Bayonne, 20 octobre 1821.


Tout le monde court après le bonheur, tout le monde le place dans une certaine situation de la vie et y aspire ; celui que tu attaches à la vie retirée n’a peut-être d’autre mérite que d’être aperçu de loin. J’ai plus aimé que toi la solitude, je l’ai cherchée avec passion, j’en ai joui ; et, quelques mois encore, elle me conduisait au tombeau. L’homme, le jeune homme surtout, ne peut vivre seul ; il saisit avec trop d’ardeur, et si sa pensée ne se partage pas sur mille objets divers, celui qui l’absorbe le tue.

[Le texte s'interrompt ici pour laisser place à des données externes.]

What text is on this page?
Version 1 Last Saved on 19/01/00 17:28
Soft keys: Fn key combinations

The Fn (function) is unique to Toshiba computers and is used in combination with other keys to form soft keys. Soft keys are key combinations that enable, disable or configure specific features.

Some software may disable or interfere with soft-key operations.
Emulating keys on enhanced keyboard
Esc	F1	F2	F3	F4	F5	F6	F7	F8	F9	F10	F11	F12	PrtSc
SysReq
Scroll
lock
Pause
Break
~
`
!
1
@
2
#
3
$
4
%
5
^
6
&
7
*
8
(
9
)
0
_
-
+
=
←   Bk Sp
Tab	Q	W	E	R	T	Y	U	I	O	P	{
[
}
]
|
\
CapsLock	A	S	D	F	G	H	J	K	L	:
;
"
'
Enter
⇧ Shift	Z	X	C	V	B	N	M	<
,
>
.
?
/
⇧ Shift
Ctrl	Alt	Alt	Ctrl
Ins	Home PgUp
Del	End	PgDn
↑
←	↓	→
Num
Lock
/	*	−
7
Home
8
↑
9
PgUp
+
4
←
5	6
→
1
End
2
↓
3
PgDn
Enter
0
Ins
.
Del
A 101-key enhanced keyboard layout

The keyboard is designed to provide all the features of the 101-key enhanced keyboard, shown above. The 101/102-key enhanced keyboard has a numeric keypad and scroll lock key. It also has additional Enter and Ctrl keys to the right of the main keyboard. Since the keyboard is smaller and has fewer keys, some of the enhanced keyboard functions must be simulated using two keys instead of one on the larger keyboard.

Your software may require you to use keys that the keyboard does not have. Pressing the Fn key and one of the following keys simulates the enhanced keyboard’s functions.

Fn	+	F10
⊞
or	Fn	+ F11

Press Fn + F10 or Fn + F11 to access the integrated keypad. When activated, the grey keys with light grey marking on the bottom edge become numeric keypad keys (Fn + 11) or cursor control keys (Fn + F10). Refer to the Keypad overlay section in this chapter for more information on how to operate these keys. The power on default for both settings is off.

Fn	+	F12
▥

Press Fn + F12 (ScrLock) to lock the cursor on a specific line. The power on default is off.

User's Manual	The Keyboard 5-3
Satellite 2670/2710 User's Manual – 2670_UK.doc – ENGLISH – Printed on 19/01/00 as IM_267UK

J’aimerais bien la solitude ; mais j’y voudrais des livres, des amis, une famille, des intérêts ; des intérêts, oui, mon ami, ne ris pas de ce mot ; il attache, il occupe. Le philosophe même, ami de l’agriculture, s’ennuierait bientôt, n’en doute pas, s’il devait cultiver gratis la terre d’autrui. C’est l’intérêt qui embellit un domaine aux yeux du propriétaire, qui donne du prix aux détails, rend heureux Orgon et fait dire à l’Optimiste :

Le château de Plainville est le plus beau du monde.

Tu sens bien que, par intérêt, je ne veux point parler de ce sentiment qui approche de l’égoïsme.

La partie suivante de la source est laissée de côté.